Friday 28th August 2015 14:08 GMT Anonymous Coward
Re: Well of course
Because demanding an open hearing isn't about fully presenting arguments and counter-arguments in a judicial context - in an open hearing most of them would hardly have time to be touched on, if discussed at all. It's about grandstanding, which is these shouty groups have been doing all along in the hope of swaying politicians.
Friday 28th August 2015 14:35 GMT jnffarrell1
Friday 28th August 2015 14:54 GMT Durant Imboden
Friday 28th August 2015 15:31 GMT Anonymous Coward
The vast majority of search engines show ads based on search results, users expect adverts as search engines generally have to make money at some point.
Just tried a search (from UK) for same product on Google / bing (usb stick related)
Obvious on google results when something is sponsored / advert. - no attempt to fool you.
Similar if I choose bing search engine (albeit more ads).
The (non advert) results on 1st page from both quite similar - listed in order
Google: currys, amazon, argos, ebuyer, mymemory, maplin, wikipedia, 7dayshop, tesco
Bing: pc world, argos, ebay, amazon (twice - appears later in results too - in addition also has a sponsored ad), tesco, maplin, wikipedia, mymemory, ebuyer
So Bing gave 1 more result (but Amazon twice), majority of "hits" similar, noteable that google did not give ebay - however ebay was there as an advert. Should be noticed ads on both quite similar.
With either of these "major" search engines I would have to refine search / go through several pages of results to get to more obscure retailers - which is what I expect from a search engine: I expect big companies / specialists
Essentially I get same user experience with a major Google competitor as with Google, so really do not see the point of the complaints - presumably similar algorithms used by both search engines.
Friday 28th August 2015 16:12 GMT Queasy Rider
I sidestep paid ads
Those ads that you could barely tell were ads always bothered me when they appeared at the top of search results, but not just because of their deceptive appearance. Knowing how expensive they were to place there, and believing they were also charged again if you clicked on them, I commenced scrolling down till I found the company's unadulterated search result and clicked there. I don't know if I'm saving the company any money but I don't know how else to get around the Google tax, and maybe have the savings trickle down to the customer(not consumer, I really hate that term, like pre-owned car vs used car.)
Friday 28th August 2015 16:15 GMT Anonymous Coward
Sunday 30th August 2015 17:32 GMT tom dial
Unfortunately for those who might undertake something like that, it would be difficult for a competing search engine to gain traction against Yahoo or Bing, let alone Google, unless it produced very noticeably "better" results than each of them. That is very unlikely unless the likes of Fairsearch succeed in their rent seeking and government regulation damages Google's significantly. They may need to approach it with some care, lest the rules hamper their benefactors as well.

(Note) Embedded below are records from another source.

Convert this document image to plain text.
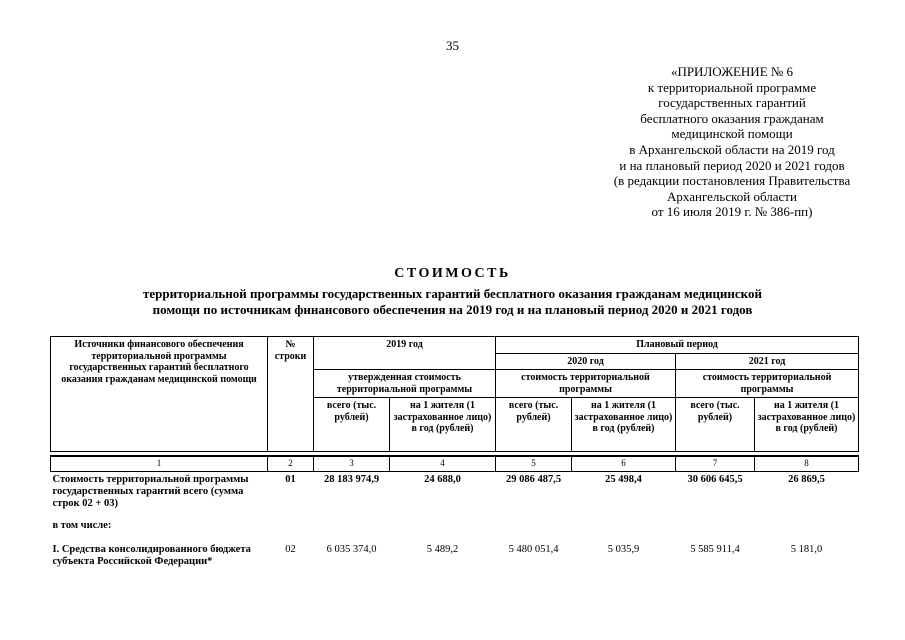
35
«ПРИЛОЖЕНИЕ № 6
к территориальной программе
государственных гарантий
бесплатного оказания гражданам
медицинской помощи
в Архангельской области на 2019 год
и на плановый период 2020 и 2021 годов
(в редакции постановления Правительства
Архангельской области
от 16 июля 2019 г. № 386-пп)
СТОИМОСТЬ
территориальной программы государственных гарантий бесплатного оказания гражданам медицинской
помощи по источникам финансового обеспечения на 2019 год и на плановый период 2020 и 2021 годов
Источники финансового обеспечения территориальной программы государственных гарантий бесплатного оказания гражданам медицинской помощи	№ строки	2019 год		Плановый период			
				2020 год		2021 год	
		утвержденная стоимость территориальной программы		стоимость территориальной программы		стоимость территориальной программы	
		всего (тыс. рублей)	на 1 жителя (1 застрахованное лицо) в год (рублей)	всего (тыс. рублей)	на 1 жителя (1 застрахованное лицо) в год (рублей)	всего (тыс. рублей)	на 1 жителя (1 застрахованное лицо) в год (рублей)

1	2	3	4	5	6	7	8
Стоимость территориальной программы государственных гарантий всего (сумма строк 02 + 03)	01	28 183 974,9	24 688,0	29 086 487,5	25 498,4	30 606 645,5	26 869,5
в том числе:							
I. Средства консолидированного бюджета субъекта Российской Федерации*	02	6 035 374,0	5 489,2	5 480 051,4	5 035,9	5 585 911,4	5 181,0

Monday 31st August 2015 08:21 GMT Anonymous Coward
Monday 31st August 2015 08:31 GMT Sirius Lee
What a bullshit response from the Turkeys
"under European law, consumers and competitors have a right to expect unpaid and unbiased real search results"
What!? Where is the 'search on-line" directive? FarceSearch represents a bunch of organisations that have failed to compete at all for two decades. Now they want to whine - at my expense. I'm a European and it would be great if there were go to sites that provide a credible alternative to Google. But there isn't. Dreadful technology decisions, lack of imagination, poor marketing, eternal EU political interference means there is no credible alternative. So instead of competing for my attention and money they want to lobby politicians to spend my tax money to prosecute a case against an organization that provides what I want.
No. F*** off.
Tuesday 1st September 2015 07:51 GMT Dr Stephen Jones
Re: What a bullshit response from the Turkeys
Writes a man who doesn't know what the case is about.
People like you basically ensure no European tech company will ever be able to compete with Google.